Dionne weighs in on Evangelii Gaudium. Here is a taste:
But American liberals and conservatives alike might be discomfited by the pope’s criticism of “the individualism of our postmodern and globalized era,” since each side defends its own favorite forms of individualism. Francis mourns “a vacuum left by secularist rationalism,” not a phrase that will sit well with all on the left.
And in light of the obsessive shopping on Cyber Monday and Black Friday, here is a pope who paints consumerism in the darkest of hues. “We are thrilled if the market offers us something new to purchase,” he writes. “In the meantime all those lives stunted for lack of opportunity seem a mere spectacle; they fail to move us.”
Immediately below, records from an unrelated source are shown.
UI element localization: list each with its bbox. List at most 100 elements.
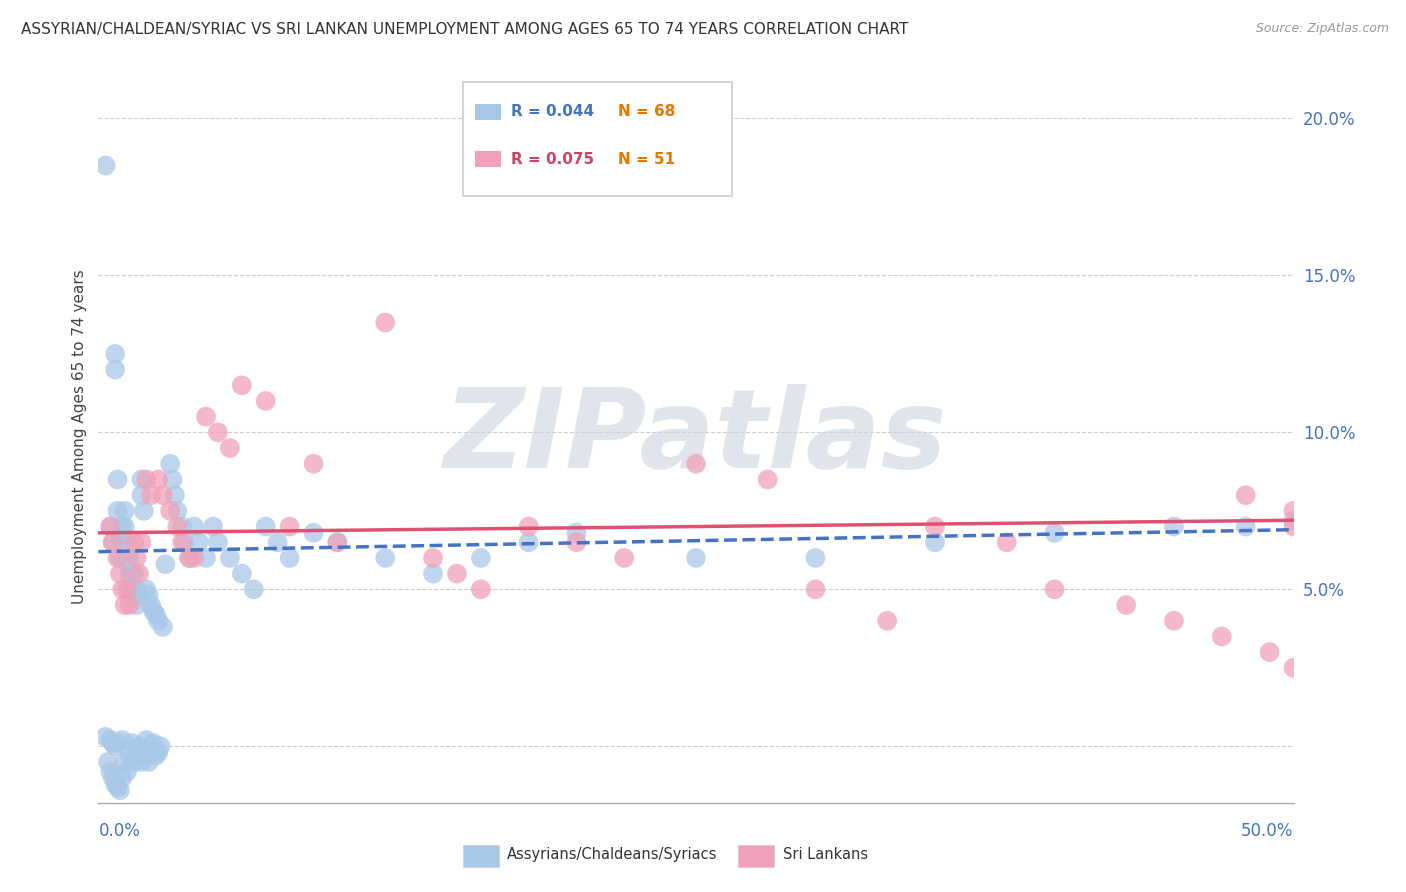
Point [1234,488,1257,502]
Point [374,316,396,330]
Point [254,394,277,409]
Point [470,550,492,565]
Point [565,535,588,549]
Point [142,736,165,750]
Point [132,504,155,518]
Point [195,409,218,424]
Point [446,566,468,581]
Point [470,582,492,597]
Point [101,535,124,549]
Point [107,504,129,518]
Point [98,733,122,747]
Point [115,764,138,779]
Point [128,739,150,754]
Text: R = 0.075: R = 0.075 [510,152,593,167]
Point [98,519,122,533]
Point [326,535,349,549]
Point [107,736,129,750]
Point [125,598,148,612]
Point [115,535,138,549]
Point [101,736,124,750]
Point [94,159,117,173]
Point [517,519,540,533]
Point [118,598,141,612]
Point [804,582,827,597]
Point [111,519,134,533]
Point [183,519,205,533]
Point [114,504,136,518]
Point [374,550,396,565]
Point [231,566,253,581]
Point [254,519,277,533]
Point [121,566,143,581]
Point [924,519,946,533]
Point [685,457,707,471]
Point [108,550,131,565]
Point [107,473,129,487]
Point [155,558,177,572]
Point [172,519,194,533]
Text: N = 68: N = 68 [619,104,676,120]
Point [97,755,120,769]
Point [183,550,205,565]
Point [1163,519,1185,533]
Point [135,582,157,597]
Point [152,488,174,502]
Point [565,525,588,540]
Point [1282,519,1305,533]
Point [138,589,160,603]
Point [138,755,160,769]
Text: R = 0.044: R = 0.044 [510,104,593,120]
Point [231,378,253,392]
Point [159,504,181,518]
Point [1234,519,1257,533]
Text: N = 51: N = 51 [619,152,675,167]
Point [114,519,136,533]
Point [243,582,266,597]
Point [131,535,153,549]
Point [202,519,225,533]
Point [145,607,167,622]
Point [422,550,444,565]
Point [517,535,540,549]
Point [104,739,127,754]
Bar [463,846,499,867]
Point [132,748,155,763]
Bar [475,103,501,120]
Point [118,748,141,763]
Point [101,535,124,549]
Point [121,582,143,597]
Point [1115,598,1137,612]
Point [124,582,146,597]
Point [302,525,325,540]
Point [995,535,1018,549]
Point [98,764,122,779]
Point [108,535,131,549]
Point [104,777,127,791]
Point [131,473,153,487]
Text: Source: ZipAtlas.com: Source: ZipAtlas.com [1256,22,1389,36]
Point [142,604,165,618]
Point [115,550,138,565]
Point [128,566,150,581]
Point [179,550,201,565]
Point [1282,513,1305,527]
Point [135,473,157,487]
Point [114,598,136,612]
Text: ASSYRIAN/CHALDEAN/SYRIAC VS SRI LANKAN UNEMPLOYMENT AMONG AGES 65 TO 74 YEARS CO: ASSYRIAN/CHALDEAN/SYRIAC VS SRI LANKAN U… [21,22,908,37]
Point [121,736,143,750]
Point [124,755,146,769]
Point [118,550,141,565]
Point [148,746,170,760]
Point [104,362,127,376]
Point [173,535,195,549]
Point [104,347,127,361]
Point [166,504,188,518]
Point [111,550,134,565]
Point [94,730,117,744]
Point [145,748,167,763]
Point [924,535,946,549]
Point [148,614,170,628]
Point [1211,629,1233,643]
Point [107,550,129,565]
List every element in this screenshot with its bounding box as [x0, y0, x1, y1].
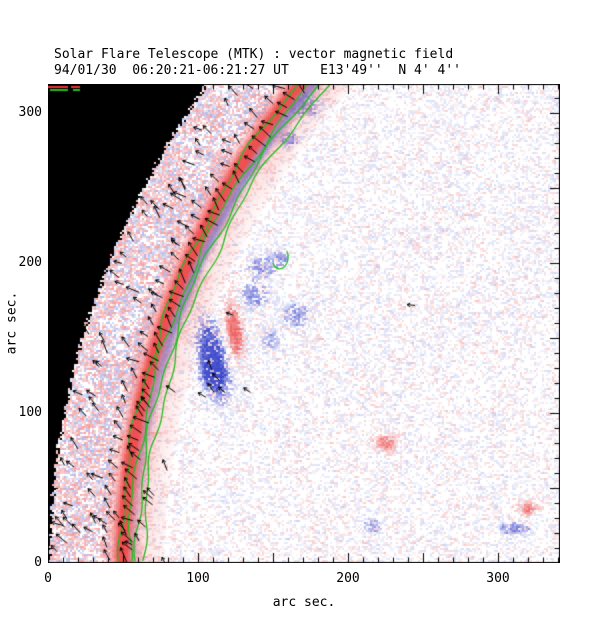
x-tick-label: 100: [186, 571, 210, 586]
chart-title: Solar Flare Telescope (MTK) : vector mag…: [54, 47, 454, 62]
x-tick-label: 300: [486, 571, 510, 586]
x-tick-label: 0: [44, 571, 52, 586]
y-tick-label: 300: [18, 105, 42, 120]
y-tick-label: 100: [18, 405, 42, 420]
y-axis-label: arc sec.: [4, 291, 20, 355]
chart-subtitle: 94/01/30 06:20:21-06:21:27 UT E13'49'' N…: [54, 63, 461, 78]
plot-area: [48, 84, 560, 563]
y-tick-label: 200: [18, 255, 42, 270]
x-axis-label: arc sec.: [272, 595, 336, 610]
y-tick-label: 0: [34, 555, 42, 570]
x-tick-label: 200: [336, 571, 360, 586]
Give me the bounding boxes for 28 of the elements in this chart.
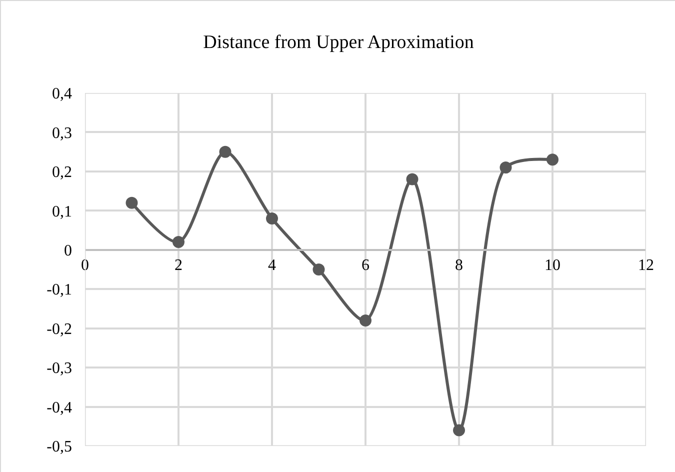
y-tick-label: 0,1 bbox=[52, 203, 72, 220]
y-tick-label: 0 bbox=[64, 242, 72, 260]
x-tick-label: 0 bbox=[81, 256, 89, 274]
x-tick-label: 4 bbox=[268, 256, 276, 274]
x-tick-label: 12 bbox=[638, 256, 654, 274]
chart-title: Distance from Upper Aproximation bbox=[203, 32, 474, 53]
point bbox=[453, 424, 465, 436]
x-tick-label: 8 bbox=[455, 256, 463, 274]
y-tick-label: -0,1 bbox=[46, 282, 72, 299]
y-tick-label: -0,3 bbox=[46, 360, 72, 378]
x-tick-label: 6 bbox=[362, 256, 370, 274]
y-tick-label: 0,4 bbox=[52, 86, 72, 103]
y-tick-label: -0,4 bbox=[46, 399, 72, 416]
point bbox=[126, 196, 138, 209]
point bbox=[172, 236, 184, 248]
point bbox=[312, 264, 325, 276]
point bbox=[360, 314, 372, 326]
point bbox=[500, 162, 512, 174]
y-tick-label: 0,2 bbox=[52, 164, 72, 182]
x-tick-label: 10 bbox=[544, 256, 560, 274]
x-tick-label: 2 bbox=[174, 256, 182, 274]
point bbox=[219, 146, 232, 158]
point bbox=[266, 212, 278, 225]
y-tick-label: -0,5 bbox=[46, 438, 72, 456]
y-tick-label: 0,3 bbox=[52, 124, 72, 142]
point bbox=[546, 154, 558, 166]
point bbox=[406, 173, 418, 186]
y-tick-label: -0,2 bbox=[46, 320, 72, 338]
Yet this critic of our age refuses to be gloomy, scolding “querulous and disillusioned pessimists,” whom he labels “sourpusses.” I like a pope who takes a stand against sourpusses.
Francis makes many liberals swoon, even though he is not, in a conventional sense, a liberal. He also has split American conservatives between those trying to hold fast to him and those who believe he is, from their perspective, up to something dangerous.
All sides realize where the energy of Francis’s pontificate lies. He’s not the first pope to denounce our unjust economic system. Pope John Paul II regularly decried“imperialistic monopoly” and “luxurious egoism.” Pope Benedict XVI condemned “corruption and illegality” in “the conduct of the economic and political class in rich countries” while speaking approvingly of “the redistribution of wealth.”